This cash windfall is a once in a lifetime opportunity to bring together citizens, the voluntary and social enterprise sectors, businesses and public agencies to develop an inspiring, forward looking, broader vision for the town.Kirsten Robb
South Lanarkshire Greens are calling on the council's City Deal capital projects to be scrapped and the process started again to ensure the money is spent on projects that reflect the real needs and aspirations of local people.
The Glasgow and Clyde Valley City Deal has been funded by UK, Scottish and local government. As part of the deal, South Lanarkshire Council are promoting £100 million of road expansion projects at the Cathkin bypass, the Stewartfield Way and fly over at Nerston and finally the part dualling of the Strathaven and Greenhills Roads.
After visiting the recent public event about the work to be undertaken on the Strathaven and Greenhills roads ( see image above or click more detailed images from the exhibition), Green council candidate (EK East), Kirsten Robb, has raised concerns about the extreme lack of consultation on City Deal projects and is recommending that the road expansion schemes are shelved. She says that a much more open and inclusive process should be started to identify projects that benefit local people and the local economy to a far greater extent.

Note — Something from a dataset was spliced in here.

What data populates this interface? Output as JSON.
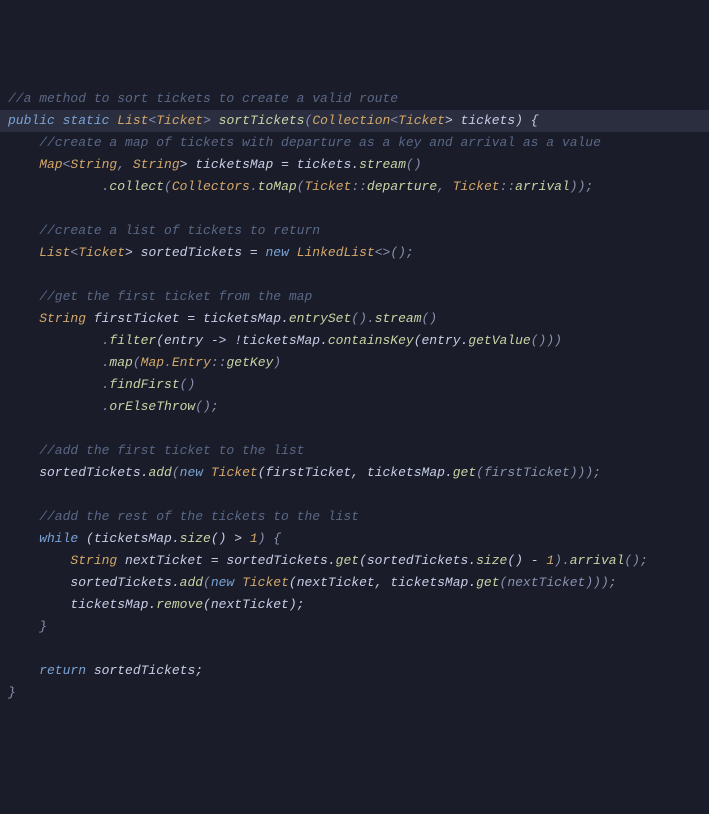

"This cash windfall is a once in a lifetime opportunity to bring together citizens, the voluntary and social enterprise sectors, businesses and public agencies to develop an inspiring, forward looking, broader vision for the town. I'm disappointed that South Lanarkshire Council did not take this opportunity, but instead are revisiting road projects trawled up from the past. The event last week was the first time the public have had any input into the City Deal process. Even now, I was told that the plans would not be available on line but are expected to go to committee for approval in April. This is simply too late and not good enough for any council wishing to be transparent, outward looking and utlimately, successful.
However, it's not too late, for East Kilbride at least. Other authorities have taken a better approach and a wider view of economic development. Stirling, for example, have funded projects such as new public transport and active travel links, small business and social enterprise spaces, housing, a city park and a cultural quarter.
East Kilbride has numerous challenges but also major opportunities with our college and business expertise in modern, green and digital technology. These challenges and opportunities can only be addressed by a better, more open response to City Deal - and we will all reap the rewards. Projects like a massive expansion of social housing, schemes to eliminate fuel poverty, affordable spaces for new enterprises, and investment in public transport, walking and cycling networks are just a few areas that will create lasting jobs, tackle poverty and improve health whilst improving the local economy. It's time to scrap these road expansion projects and start again."